Maar de patrouilleauto was er niet, en de voordeur was op slot.
Met een kreetje liep ze achteruit weg, bij de deur vandaan, tot ze tegen de balie van de receptioniste botste. Ze leunde ertegenaan om weer op adem te komen en te besluiten wat ze zou doen.
Plotseling werd haar enkel vastgepakt. Ze gilde het uit.
Toen ze naar beneden keek zag ze een mannenhand onder de balie vandaan komen. Maar voor ze ook maar kon proberen zich uit zijn greep te bevrijden, ontspanden de vingers zich en viel de hand levenloos op het smerige tapijt.
Struikelend over haar eigen voeten liep ze om de balie heen. Bij het zien van de gedaante die op zijn buik op de vloer lag bleef ze abrupt staan. Ze knielde neer, pakte de schouder van de man vast en draaide hem om.
John Rondeau kreunde. Hij knipperde met de ogen, maar ze bleven gesloten. Hij bloedde hevig uit een hoofdwond.

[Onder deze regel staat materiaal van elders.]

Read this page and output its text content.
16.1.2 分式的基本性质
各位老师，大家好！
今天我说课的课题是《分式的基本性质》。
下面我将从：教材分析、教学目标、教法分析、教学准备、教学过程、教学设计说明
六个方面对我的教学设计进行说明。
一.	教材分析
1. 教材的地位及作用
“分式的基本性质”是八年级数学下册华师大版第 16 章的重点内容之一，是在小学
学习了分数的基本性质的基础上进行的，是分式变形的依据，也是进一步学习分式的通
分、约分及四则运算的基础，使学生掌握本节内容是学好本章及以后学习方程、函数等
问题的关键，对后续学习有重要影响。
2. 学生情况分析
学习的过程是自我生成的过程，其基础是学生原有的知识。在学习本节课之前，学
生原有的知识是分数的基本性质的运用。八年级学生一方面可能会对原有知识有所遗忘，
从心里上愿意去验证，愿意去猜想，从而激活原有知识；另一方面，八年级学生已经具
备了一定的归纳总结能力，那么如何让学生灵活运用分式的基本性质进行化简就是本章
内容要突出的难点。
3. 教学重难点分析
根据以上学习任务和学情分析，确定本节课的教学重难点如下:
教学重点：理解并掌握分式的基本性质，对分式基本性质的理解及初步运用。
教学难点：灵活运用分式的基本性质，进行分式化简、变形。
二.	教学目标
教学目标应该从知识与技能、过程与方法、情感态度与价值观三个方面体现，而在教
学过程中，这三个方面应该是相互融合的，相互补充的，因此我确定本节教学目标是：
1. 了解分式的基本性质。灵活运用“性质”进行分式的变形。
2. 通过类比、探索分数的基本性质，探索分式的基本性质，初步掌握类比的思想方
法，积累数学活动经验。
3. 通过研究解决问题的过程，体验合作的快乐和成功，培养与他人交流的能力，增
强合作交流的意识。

Er ging een blij gevoel door haar heen toen ze zijn naam hijgde. 'John. Alsjeblieft, wordt wakker. Alsjeblieft!' Ze gaf een flinke tik op zijn wang, maar hij kreunde opnieuw en zijn hoofd viel opzij. Hij was bewusteloos.
Net buiten het bereik van zijn uitgestrekte hand lag een officieel uitziende dossiermap. Ze las de naam die op het etiketje was getypt. Stanley Crenshaw.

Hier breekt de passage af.